New research suggests that most people using online dating services are searching for a perfect match, not a perfect person.

Researchers at the University of Iowa say that people who are looking for love online are less apt to trust a person with a flashy profile, preferring instead a potential partner who appears not only successful, but humble and real as well.

"We found people want to contact a person who appears to be accurate in what they are saying about themselves online," Andy High, corresponding author of the study and an assistant professor in the University of Iowa's Department of Communication Studies, said in a statement. "It's tough when it comes to dating profiles because we want someone who seems like an amazing person, but we also hopefully will have a relationship with this individual, so we want them to exist."

According to a 2013 study by the Pew Research Center, as many as one in 10 Americans age 18 and older use online dating sites or a mobile dating app.

For the study, High and colleagues created eight online dating profiles -- four men and four women- - with various combinations of two perspectives. One perspective is called "Selective Self-Presentation," or what the researchers refer to as SSP, which is a profile that highlights only what's "good" about a person and downplays the rest. The other is called "Warranting," which is a profile that contains information easily traced to a real person.

Once the profiles were created in a template from OKCupid -- a free, online dating service -- they were shown to 317 adults who said they were using or had used an online dating service. There were 150 men and 167 women, and the mean age was 40.

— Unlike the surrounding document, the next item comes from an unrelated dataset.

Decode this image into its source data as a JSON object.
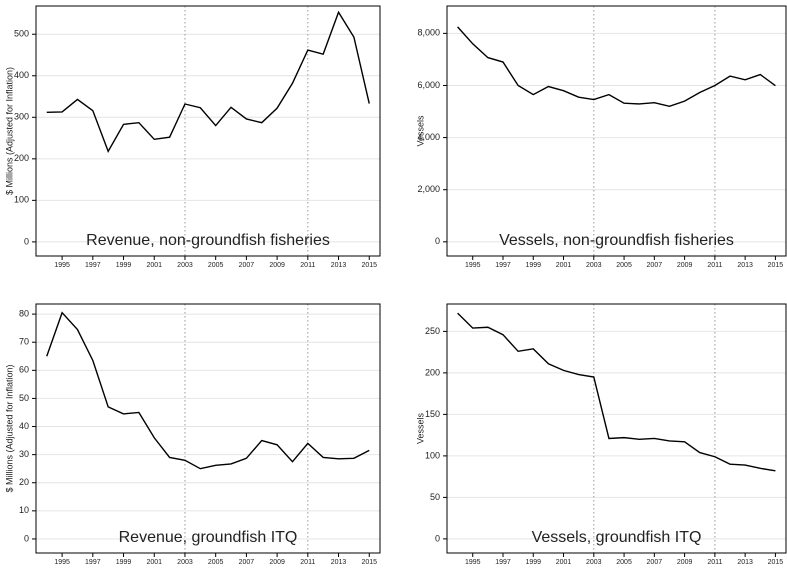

Participants were asked to judge the profiles and decide which ones they would contact. Researchers expected that profiles that were presented with high selective self-presentation -- those who sounded perfect -- and high warranting -- those who provided specifics that could be traced to a real person -- would be the most popular.

They were wrong.

"I thought people would think, 'Not only is this person the greatest in the world, but they're real, too. Wow!' but I was wrong," Crystal Wotipka, lead author of the study, said in a statement. "It was the low SSP" and high warranting "that ended up winning out."

In other words, people were turned off by profiles that sounded too good to be true. This was especially true for viewers who said they preferred online social interaction. Researchers found the more specific information a profile contained that could be traced to a real person, the more the viewer trusted the profile.

High says the key to creating an attractive online dating profile is balance.

"You want to balance all that is wonderful about yourself with some things that aren't negative, but more humble or realistic about yourself," he said. "It's important to put your best foot forward," he adds, "but maybe not in your best pair of shoes."